Namun ada satu fakta yang cukup mengejutkan dari negara Filipina perihal kebebasan pers nya ini, dimana Committee to Protect Journalists (CPJ) melaporkan sedikitnya 70 wartawan di dunia  terbunuh sepanjang 2012, laporan SEAPA mencatat 6 wartawan, atau hampir 10%, terbunuh di Asia Tenggara, dengan rincian 4 orang di Filipina, seorang di Indonesia, dan seorang lagi di Kambojaa. Dalam hal pembunuhan terhadap wartawan ini, Filipina dan Indonesia merupakan dua negara yang hampir setiap tahun menorehkan kekejaman terhadap wartawan (data lengkap bisa dilihat disini ). Malah sumber lain mengatakan di Filipina 15 wartawan dibunuh selama pemerintahan Presiden Benigno Aquino, masih dari sumber yang sama, akibat besarnya tingkat pembunuhan terhadap wartawan membuat Filipina dikenal sebagai negara ke 3 paling berbahaya bagi wartawan di tingkat dunia (sumber http://www.radioaustralia.net., lengkapnya ada disini).
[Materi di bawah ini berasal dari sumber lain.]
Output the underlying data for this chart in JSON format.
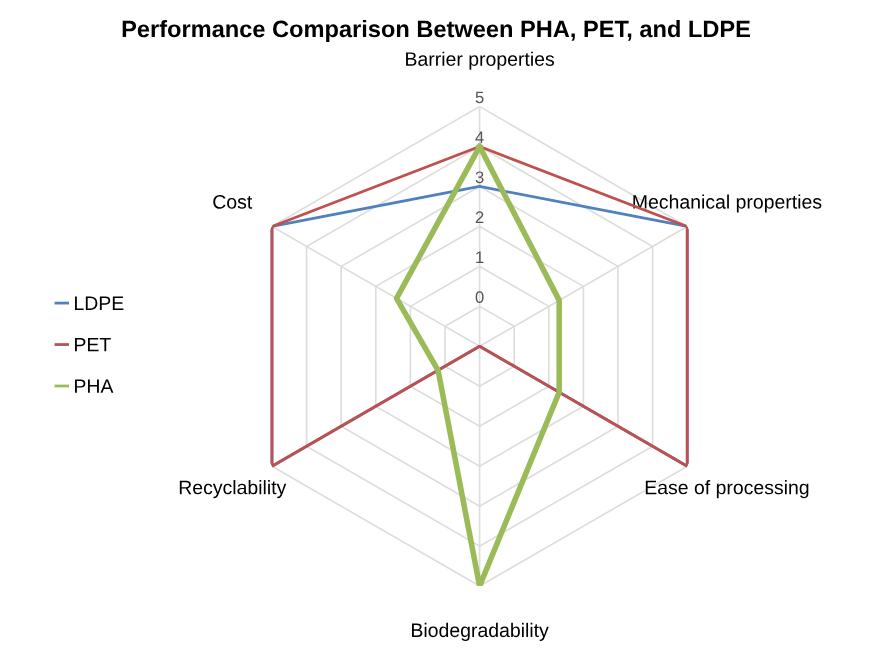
{
  "chart_data": {
    "type": "radar",
    "title": "Performance Comparison Between PHA, PET, and LDPE",
    "categories": [
      "Barrier properties",
      "Mechanical properties",
      "Ease of processing",
      "Biodegradability",
      "Recyclability",
      "Cost"
    ],
    "series": [
      {
        "name": "LDPE",
        "color": "#4f81bd",
        "values": [
          3,
          5,
          5,
          -1,
          5,
          5
        ]
      },
      {
        "name": "PET",
        "color": "#c0504d",
        "values": [
          4,
          5,
          5,
          -1,
          5,
          5
        ]
      },
      {
        "name": "PHA",
        "color": "#9bbb59",
        "values": [
          4,
          1.3,
          1.3,
          5,
          0.2,
          1.4
        ]
      }
    ],
    "ylim": [
      -1,
      5
    ],
    "yticks": [
      0,
      1,
      2,
      3,
      4,
      5
    ],
    "grid": true,
    "legend": "left"
  }
}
Sumber : www.pedomannews.com

Rasanya ironi ya, ketika seluruh rakyat Filipina merasakan aura bebasnya berekspresi dan berinformasi, tapi di sisi lain, mengapa keselamatann para pekerja informasi (wartawan) justru menjadi sangat rawan.

Namun membaca dari paparan diatas, betapa kebebasan pers yang ada di Filipina cenderung kebablasan, dan berita-berita yang tersebar seolah tanpa filter, sehingga mungkin ini yang justru membuat si wartawan pembuat berita menjadi terancam keselamatannya. Seperti kita ketahui, berita-berita yang ditulis wartawan itu cenderung membentuk opini publik, sehingga opini yang terjadi di masyarakat menjadi sangat dikendalikan oleh para wartawan, apalagi seperti Filipina dimana pemerintahannya seolah tidak berdaya dengan bebasnya para wartawan membuat berita, sehingga seorang tokoh politik saja bisa menjadi bulan-bulanan pers, saking begitu bebasnya pers bergerak (termasuk di dalamnya para blogger). Walau fenomena ini sebenarnya tidaklah heran, karena sebelum pers Filipina bebas merdeka seperti sekarang, selama beberapa tahun sempat mengalami keterkukungan yaitu ketika pemerintahan Ferdinand Marcos masih berkuasa, sehingga begitu pemerintahannya runtuh, ibaratnya para pekerja pers itu seperti burung yang terbang pertama kali dari sangkar setelah bertahun-tahun sebelumnya tidak pernah terbang, kebayang ngga sih rasanya kayak apa, yaa....senang ngga karuan, mereka terus keasyikan terbang sampai lupa kalau mereka juga harus menapak bumi :-D, lalu efeknya wartawan sendiri yang rugi, karena bisa jadi berita-beritanya yang "menyulut" mampu mengobarkan aura kebencian di pihak-pihak yang bersebrangan, sehingga pihak-pihak itu yang akhirnya ingin menyingkirkan sepak terjang si wartawan dengan jalan pintas yaitu membunuhnya.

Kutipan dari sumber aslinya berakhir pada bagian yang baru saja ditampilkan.